Bear in mind that even though we show close variations of your phrase and exact match keywords, these match types still give you more control than broad match. That’s because broad match keywords also show for synonyms and related searches, which aren’t considered close variations.”


What does this mean?

  • When doing keywords research, don’t add close variants as separate keywords (that would skew the traffic numbers and/or forecasting)
  • Think about user intent, rather than specific a keyword when creating new content or optimising old one

Example of close keyword variations:

  • london +plumbing +help
  • london +plumber +help
  • london +plumbers +help

Close variants of “plumber” would include “plumbing” and “plumbers“. Below the search volume for all of them:

close variant keywords

 

If you decide to just use one keyword to cover all variations I would review eventually review which one better matches the semantics and purpose of the content/phrase.

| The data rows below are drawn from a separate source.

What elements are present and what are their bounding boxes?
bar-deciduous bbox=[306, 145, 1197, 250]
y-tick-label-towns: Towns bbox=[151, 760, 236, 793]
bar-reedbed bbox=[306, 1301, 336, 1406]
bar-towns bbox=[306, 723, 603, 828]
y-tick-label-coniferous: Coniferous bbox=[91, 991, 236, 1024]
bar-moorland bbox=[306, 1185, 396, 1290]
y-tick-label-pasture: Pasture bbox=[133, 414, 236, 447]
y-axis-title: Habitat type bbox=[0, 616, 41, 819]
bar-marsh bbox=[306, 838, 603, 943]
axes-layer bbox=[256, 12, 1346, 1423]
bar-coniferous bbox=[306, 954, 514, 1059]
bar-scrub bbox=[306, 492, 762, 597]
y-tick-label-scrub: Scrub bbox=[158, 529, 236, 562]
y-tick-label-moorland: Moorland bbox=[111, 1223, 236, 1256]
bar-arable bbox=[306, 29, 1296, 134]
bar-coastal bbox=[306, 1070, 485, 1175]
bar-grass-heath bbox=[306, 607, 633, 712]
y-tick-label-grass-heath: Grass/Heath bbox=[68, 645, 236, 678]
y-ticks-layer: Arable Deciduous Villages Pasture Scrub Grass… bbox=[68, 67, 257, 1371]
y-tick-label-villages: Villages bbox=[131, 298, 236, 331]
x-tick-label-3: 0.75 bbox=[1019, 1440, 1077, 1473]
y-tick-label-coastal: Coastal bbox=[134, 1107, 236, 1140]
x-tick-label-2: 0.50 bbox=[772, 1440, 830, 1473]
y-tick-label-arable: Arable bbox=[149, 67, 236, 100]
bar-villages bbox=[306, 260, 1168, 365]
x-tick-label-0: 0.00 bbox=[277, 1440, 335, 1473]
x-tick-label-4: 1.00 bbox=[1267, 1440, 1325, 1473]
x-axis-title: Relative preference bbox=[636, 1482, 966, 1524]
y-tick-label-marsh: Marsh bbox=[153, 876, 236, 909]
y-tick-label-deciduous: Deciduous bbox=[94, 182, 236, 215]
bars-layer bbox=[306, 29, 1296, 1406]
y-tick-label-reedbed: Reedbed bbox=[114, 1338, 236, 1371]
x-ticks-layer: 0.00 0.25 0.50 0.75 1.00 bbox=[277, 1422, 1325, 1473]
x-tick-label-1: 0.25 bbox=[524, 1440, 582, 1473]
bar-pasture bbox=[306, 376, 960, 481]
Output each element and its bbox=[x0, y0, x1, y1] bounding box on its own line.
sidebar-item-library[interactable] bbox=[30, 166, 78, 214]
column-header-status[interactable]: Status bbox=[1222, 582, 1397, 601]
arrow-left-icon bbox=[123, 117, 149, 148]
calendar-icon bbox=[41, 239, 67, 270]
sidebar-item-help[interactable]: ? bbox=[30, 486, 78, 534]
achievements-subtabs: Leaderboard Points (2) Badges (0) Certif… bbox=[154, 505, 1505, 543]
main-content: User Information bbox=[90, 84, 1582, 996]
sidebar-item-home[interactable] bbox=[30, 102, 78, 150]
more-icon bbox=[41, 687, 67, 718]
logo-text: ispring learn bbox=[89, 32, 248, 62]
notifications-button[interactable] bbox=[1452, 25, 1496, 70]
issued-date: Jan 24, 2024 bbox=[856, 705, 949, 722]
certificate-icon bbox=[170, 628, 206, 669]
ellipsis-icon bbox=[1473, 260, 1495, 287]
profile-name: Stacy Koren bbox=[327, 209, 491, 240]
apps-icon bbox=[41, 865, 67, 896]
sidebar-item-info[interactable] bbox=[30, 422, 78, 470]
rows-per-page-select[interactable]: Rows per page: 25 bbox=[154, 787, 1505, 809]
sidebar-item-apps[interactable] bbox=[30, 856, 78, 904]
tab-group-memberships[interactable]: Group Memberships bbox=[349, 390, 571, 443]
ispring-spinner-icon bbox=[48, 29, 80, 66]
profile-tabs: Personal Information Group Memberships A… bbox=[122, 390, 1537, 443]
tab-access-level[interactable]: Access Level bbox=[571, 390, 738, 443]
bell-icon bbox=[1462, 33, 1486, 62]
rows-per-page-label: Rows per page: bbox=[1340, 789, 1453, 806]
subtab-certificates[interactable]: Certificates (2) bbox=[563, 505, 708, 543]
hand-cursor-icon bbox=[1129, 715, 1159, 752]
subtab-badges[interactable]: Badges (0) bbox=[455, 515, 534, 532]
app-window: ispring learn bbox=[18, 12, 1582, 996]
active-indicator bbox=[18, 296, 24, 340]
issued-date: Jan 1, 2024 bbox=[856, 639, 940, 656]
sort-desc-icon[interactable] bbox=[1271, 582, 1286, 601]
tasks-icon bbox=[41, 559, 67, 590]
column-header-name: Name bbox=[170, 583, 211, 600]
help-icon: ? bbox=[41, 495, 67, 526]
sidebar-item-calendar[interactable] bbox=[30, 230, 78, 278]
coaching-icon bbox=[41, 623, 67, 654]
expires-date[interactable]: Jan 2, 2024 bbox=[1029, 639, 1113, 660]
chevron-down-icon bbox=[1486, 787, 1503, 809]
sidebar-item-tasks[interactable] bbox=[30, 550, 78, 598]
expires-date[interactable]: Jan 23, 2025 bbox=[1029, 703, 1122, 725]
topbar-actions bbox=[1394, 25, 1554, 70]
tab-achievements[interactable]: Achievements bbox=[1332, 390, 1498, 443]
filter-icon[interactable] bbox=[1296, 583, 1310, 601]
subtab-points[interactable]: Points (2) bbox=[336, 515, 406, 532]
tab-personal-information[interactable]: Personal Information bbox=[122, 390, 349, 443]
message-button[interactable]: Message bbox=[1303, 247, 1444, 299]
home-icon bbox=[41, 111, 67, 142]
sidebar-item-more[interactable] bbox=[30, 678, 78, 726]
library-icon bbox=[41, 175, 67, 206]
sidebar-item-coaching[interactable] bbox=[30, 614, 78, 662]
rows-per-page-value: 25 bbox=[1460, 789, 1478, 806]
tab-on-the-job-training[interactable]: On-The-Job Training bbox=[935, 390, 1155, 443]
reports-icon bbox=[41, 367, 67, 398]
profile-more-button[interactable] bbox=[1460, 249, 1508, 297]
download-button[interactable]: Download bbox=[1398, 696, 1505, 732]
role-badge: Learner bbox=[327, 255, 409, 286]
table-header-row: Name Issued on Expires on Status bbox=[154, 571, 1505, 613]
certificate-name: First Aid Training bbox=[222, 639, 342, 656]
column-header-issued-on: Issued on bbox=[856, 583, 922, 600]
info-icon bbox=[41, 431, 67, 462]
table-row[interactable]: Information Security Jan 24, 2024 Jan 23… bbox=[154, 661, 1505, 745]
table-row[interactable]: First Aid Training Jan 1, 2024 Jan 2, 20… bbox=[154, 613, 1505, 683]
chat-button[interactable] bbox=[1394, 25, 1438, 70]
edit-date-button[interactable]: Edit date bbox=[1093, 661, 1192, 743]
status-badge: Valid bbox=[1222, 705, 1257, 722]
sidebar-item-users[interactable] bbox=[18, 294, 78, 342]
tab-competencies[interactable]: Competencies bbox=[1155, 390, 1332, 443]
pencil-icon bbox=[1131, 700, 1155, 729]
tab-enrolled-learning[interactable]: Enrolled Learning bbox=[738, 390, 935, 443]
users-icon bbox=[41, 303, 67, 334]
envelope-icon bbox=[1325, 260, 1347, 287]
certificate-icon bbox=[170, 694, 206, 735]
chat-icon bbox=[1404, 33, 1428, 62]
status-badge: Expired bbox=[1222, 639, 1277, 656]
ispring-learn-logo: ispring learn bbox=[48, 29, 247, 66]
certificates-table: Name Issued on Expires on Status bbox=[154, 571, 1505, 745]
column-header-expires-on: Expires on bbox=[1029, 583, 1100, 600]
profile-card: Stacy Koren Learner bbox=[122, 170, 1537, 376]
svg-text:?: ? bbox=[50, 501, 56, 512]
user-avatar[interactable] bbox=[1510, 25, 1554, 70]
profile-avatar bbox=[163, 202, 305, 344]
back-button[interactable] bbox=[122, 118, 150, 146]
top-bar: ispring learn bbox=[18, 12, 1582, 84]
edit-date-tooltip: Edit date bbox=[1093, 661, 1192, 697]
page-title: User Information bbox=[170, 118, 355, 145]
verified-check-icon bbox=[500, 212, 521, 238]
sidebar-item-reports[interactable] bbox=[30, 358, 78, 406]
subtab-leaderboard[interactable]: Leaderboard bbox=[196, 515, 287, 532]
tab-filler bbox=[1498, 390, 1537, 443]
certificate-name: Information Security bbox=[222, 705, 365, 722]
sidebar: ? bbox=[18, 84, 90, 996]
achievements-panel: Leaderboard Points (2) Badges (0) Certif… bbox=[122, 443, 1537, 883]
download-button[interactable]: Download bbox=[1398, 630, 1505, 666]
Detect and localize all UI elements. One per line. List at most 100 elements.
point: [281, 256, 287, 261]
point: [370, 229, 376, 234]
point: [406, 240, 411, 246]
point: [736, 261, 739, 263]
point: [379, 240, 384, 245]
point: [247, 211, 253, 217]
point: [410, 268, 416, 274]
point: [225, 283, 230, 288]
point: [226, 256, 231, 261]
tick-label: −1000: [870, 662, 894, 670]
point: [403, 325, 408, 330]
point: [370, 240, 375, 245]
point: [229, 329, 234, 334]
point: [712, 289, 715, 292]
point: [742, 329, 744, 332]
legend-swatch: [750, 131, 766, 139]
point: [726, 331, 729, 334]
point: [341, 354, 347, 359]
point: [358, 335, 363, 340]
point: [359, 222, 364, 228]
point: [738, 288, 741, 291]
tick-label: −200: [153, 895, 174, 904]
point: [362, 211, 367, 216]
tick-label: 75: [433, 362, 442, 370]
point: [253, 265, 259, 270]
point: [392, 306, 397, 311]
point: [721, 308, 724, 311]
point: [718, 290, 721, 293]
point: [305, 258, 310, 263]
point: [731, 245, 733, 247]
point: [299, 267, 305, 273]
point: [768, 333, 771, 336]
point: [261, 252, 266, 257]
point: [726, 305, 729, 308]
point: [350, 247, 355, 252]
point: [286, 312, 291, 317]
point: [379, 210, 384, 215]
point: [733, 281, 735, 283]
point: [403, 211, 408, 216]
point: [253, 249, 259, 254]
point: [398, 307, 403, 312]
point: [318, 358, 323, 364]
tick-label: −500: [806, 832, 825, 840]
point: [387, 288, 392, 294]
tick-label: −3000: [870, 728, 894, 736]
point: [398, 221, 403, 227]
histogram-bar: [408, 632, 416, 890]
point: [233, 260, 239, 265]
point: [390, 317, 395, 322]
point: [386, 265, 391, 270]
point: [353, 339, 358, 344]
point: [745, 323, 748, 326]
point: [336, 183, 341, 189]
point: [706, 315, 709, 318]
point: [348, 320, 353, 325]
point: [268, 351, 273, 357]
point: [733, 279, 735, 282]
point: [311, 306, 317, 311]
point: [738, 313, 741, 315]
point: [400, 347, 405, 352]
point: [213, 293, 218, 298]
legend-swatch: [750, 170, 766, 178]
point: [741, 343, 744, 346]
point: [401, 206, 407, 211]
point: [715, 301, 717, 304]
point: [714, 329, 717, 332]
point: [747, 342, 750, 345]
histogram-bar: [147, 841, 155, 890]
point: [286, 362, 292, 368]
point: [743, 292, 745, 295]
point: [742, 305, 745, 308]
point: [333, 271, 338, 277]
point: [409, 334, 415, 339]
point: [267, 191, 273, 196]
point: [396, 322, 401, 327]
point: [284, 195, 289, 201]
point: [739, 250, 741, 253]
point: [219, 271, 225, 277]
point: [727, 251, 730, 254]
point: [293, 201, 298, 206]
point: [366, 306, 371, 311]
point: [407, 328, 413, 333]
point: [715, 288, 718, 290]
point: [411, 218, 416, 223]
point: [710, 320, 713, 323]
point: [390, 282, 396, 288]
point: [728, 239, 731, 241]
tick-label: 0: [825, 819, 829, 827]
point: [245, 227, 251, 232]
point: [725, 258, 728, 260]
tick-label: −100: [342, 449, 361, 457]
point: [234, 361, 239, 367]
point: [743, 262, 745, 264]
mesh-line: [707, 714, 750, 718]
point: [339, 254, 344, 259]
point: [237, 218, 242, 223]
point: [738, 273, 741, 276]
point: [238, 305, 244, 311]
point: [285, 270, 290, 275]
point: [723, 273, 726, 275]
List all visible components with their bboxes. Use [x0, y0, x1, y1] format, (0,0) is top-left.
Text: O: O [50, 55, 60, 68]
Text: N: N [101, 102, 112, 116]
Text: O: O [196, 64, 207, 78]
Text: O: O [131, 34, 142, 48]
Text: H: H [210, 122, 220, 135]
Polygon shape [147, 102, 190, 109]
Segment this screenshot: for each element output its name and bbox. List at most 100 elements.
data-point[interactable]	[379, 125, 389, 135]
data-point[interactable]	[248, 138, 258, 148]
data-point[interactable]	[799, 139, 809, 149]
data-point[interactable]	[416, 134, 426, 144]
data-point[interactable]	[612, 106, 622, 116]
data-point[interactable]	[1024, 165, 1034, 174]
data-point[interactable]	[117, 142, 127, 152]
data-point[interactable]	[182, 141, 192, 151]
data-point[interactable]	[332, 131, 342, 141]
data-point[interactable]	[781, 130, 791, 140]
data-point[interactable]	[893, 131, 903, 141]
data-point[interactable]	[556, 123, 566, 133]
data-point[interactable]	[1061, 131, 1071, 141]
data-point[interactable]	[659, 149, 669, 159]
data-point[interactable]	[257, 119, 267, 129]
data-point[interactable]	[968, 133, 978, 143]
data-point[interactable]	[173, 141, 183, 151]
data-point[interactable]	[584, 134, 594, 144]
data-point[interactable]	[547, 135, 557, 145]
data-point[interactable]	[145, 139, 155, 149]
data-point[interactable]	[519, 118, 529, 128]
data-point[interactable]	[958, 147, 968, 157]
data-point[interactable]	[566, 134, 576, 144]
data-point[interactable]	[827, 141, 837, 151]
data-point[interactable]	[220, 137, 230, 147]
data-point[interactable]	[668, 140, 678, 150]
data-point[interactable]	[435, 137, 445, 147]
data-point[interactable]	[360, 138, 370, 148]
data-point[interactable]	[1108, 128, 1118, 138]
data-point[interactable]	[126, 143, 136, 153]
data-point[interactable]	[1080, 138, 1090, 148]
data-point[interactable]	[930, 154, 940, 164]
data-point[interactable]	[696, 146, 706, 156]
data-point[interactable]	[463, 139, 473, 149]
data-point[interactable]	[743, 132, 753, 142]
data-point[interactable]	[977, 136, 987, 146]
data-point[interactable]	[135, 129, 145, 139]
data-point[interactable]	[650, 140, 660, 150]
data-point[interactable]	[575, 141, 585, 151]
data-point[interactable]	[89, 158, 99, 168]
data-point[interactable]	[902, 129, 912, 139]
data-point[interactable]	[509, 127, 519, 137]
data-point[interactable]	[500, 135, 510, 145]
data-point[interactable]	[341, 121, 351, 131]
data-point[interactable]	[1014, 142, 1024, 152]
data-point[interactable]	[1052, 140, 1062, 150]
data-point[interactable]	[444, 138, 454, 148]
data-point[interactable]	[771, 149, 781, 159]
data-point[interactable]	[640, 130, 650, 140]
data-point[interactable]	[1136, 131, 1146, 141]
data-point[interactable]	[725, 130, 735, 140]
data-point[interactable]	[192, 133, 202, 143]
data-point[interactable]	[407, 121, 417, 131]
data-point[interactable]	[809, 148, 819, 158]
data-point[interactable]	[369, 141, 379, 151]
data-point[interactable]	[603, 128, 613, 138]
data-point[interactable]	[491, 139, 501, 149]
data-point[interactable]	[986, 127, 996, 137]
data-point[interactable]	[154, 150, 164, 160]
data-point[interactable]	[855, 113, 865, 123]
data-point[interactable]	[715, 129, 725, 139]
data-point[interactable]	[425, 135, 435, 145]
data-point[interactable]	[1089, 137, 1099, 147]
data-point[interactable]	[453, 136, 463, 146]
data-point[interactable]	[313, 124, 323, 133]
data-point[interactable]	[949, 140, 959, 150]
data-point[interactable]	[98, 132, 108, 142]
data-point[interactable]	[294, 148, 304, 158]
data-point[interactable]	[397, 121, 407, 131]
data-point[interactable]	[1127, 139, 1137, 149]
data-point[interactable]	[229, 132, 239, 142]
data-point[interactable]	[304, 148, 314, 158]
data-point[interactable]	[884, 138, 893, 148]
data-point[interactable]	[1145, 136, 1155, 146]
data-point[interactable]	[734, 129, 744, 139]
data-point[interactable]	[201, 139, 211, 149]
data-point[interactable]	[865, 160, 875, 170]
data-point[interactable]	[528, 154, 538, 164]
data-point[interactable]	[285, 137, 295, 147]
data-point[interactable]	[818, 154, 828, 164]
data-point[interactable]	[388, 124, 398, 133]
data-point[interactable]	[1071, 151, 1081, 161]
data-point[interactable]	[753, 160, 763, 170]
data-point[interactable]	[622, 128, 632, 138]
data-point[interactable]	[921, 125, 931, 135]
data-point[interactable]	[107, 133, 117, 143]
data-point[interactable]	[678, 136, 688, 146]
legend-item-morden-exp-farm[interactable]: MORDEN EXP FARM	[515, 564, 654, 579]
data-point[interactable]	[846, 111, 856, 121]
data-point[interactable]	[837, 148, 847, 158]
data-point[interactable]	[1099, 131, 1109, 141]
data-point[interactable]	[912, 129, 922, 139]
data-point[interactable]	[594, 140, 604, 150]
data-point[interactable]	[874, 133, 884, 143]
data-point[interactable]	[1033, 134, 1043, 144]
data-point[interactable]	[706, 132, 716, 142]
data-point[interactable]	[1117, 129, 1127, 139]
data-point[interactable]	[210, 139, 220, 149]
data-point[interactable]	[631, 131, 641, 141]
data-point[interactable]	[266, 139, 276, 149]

The concept of exact match targeting was a 15+ year old concept. We’ve moved towards user intent and Google repeatedly emphasised that. Now the online tool has also reflected this when it comes to performing keyword discovery.

Although the change is more pertinent to paid ads and the way campaigns are created and budgets managed, this is also related to our SEO tasks, especially when evaluating the traffic, based on number/type of keywords and their search volume.

This way, instead of going nuts about huge/endless keyword lists, you can better spend your energies into being relevant to user intent, reducing account complexity and expanding reach.

Note: This is not always the case, especially on other languages where Google might find it difficult to grammatically make sense or understand the differences. As usual, double-check the results.